Linux Column:「もっとLinuxセキュリティ情報を……」
【国内記事】 | 2002.01.22 |
前回,クライアントOSのメンテナンス性についてWindowsとLinuxで比べて書いたが,それに関して読者の方からメールをいただいた(1月16日のコラム参照)。
その読者の方はVine Linuxを利用しており,Debian GNU/Linuxで利用されているaptを使ってメンテナンスしている,とのことだった。aptはDebianの強みの1つであり,メンテナンス性が非常に高いツールだ。
後発の割にはあまり使い勝手の良くないup2dateはもう少しaptの良いところも取り入れて欲しいものだ。

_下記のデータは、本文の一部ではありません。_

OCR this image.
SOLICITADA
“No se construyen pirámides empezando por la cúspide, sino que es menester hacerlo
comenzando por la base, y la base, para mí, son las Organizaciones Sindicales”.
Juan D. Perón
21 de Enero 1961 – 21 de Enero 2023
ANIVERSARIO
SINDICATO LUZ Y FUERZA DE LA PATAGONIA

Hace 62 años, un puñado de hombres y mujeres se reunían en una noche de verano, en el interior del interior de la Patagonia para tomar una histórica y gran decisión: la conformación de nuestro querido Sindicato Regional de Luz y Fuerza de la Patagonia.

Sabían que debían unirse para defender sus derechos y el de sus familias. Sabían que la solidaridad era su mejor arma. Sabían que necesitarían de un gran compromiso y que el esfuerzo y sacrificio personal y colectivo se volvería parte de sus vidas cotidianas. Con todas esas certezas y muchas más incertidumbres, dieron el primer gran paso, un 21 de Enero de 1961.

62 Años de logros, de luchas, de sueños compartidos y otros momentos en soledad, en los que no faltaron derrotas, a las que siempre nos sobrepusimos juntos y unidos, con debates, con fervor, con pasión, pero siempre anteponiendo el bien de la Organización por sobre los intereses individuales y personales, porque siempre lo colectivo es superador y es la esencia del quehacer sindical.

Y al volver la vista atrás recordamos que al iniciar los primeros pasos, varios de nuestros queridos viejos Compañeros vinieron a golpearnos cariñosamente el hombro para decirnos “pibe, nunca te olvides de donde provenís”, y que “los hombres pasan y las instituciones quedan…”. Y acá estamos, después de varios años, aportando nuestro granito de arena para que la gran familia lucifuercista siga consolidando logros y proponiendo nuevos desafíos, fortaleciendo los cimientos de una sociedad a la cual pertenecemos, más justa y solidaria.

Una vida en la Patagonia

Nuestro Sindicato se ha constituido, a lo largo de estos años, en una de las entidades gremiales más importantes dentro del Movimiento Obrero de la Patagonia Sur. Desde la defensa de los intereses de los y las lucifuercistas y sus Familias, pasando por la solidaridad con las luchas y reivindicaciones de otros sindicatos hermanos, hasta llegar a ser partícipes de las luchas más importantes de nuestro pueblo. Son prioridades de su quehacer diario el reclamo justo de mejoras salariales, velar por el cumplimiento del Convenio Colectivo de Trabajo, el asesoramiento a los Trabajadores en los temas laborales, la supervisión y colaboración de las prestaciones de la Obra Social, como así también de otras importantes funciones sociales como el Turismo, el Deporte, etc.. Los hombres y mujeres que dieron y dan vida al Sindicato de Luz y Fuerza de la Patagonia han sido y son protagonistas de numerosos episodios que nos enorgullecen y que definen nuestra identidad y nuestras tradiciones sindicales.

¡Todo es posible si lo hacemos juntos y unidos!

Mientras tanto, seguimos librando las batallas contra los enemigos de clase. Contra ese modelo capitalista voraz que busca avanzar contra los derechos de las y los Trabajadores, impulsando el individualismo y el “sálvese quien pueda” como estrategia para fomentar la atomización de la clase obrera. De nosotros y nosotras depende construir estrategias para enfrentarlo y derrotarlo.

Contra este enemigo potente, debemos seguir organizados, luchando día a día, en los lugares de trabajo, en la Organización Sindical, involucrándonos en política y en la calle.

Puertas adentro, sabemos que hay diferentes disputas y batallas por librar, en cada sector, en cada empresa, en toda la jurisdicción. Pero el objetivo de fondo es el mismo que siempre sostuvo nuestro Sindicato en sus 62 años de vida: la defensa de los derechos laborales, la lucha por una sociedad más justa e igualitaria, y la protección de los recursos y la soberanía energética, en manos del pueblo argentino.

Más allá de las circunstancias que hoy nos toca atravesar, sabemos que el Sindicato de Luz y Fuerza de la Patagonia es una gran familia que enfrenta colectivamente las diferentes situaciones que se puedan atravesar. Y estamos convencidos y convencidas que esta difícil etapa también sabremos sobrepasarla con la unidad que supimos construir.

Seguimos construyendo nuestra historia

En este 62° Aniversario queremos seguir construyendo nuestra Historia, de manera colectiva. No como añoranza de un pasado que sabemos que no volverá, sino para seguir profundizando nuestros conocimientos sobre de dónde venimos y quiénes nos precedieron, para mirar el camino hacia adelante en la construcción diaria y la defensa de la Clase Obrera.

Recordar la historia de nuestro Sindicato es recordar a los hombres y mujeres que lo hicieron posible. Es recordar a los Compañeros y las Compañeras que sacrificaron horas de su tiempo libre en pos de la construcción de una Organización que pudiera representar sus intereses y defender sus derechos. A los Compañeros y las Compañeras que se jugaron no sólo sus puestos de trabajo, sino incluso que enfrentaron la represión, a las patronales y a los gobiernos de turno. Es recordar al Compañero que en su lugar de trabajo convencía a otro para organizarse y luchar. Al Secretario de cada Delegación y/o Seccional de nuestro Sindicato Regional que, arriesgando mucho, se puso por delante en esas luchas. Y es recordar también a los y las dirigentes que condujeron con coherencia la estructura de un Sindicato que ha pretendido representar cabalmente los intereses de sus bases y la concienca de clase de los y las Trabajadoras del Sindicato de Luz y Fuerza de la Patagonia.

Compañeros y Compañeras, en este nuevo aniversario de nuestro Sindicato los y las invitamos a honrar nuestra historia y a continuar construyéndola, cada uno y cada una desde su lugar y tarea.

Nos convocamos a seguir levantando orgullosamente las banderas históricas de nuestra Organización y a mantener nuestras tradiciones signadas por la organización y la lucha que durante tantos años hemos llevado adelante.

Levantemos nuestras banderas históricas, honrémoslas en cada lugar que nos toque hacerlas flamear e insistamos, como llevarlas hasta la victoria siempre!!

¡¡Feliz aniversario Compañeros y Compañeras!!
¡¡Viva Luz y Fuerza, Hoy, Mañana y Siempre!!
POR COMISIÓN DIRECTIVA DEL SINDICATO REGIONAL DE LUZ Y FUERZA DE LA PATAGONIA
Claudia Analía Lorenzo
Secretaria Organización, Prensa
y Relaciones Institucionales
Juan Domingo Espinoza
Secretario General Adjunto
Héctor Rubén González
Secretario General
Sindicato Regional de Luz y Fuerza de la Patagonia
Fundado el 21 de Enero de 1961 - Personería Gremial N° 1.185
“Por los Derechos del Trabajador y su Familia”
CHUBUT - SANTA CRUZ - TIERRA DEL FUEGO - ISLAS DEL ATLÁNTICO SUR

そういった意味では「ナイスな意見」だったと言えるだろう。色々なツールが研鑚しあうのもまたユーザーとしての楽しみの1つだ。
さて先週は福岡,今週は大阪と,Linuxのセキュリティに関する入門セミナーを行ってきた。今週末の東京での開催で札幌から始まった4大都市でのセミナーは終了となるのだが,終える前に感じたことを少し紹介しておきたい。
今回のセミナーは,Red Hat Linuxをベースに内容を構成したのだが,やはりそれ以外のディストリビューションを利用している参加者もいる。そこで,解説の中では出来るだけどのディストリビューションを利用していても分かるようにと心がけていた。しかし,やはり全てを網羅するのは難しく,100%目的を達することができたとはいえないかもしれない。
まぁ,各ディストリビューションごとにオリジナルな設定ツールなどを準備していることは,それはそれで望ましいことなのかもしれないのだが……。
ただし,それはツールと,適切な情報がきちんと合わせて提供されていて初めて生きてくる部分もある。
単純にツールについての使用方法が提供されているだけでなく,もう少し大きな視点からの活用方法についての解説が欲しいと思うことが多い。実際,そのような解説が提供されていないから今回のセミナーの企画が成り立っている部分はあるし,まだまだセキュリティポリシーの策定から実際の設定方法への落とし込みを解説する情報が不足している。現在のブロードバンドの普及をはじめとするネットワーク状況と照らし合わせて考えると,ちょっと「お寒いもの」を感じざるを得ない。
ディストリビューションというのは,ただ単にソフトパッケージのセットだけを提供すればいいってものではないような気がするのだが……。
もっと頑張れ,ディストリビューションベンダー。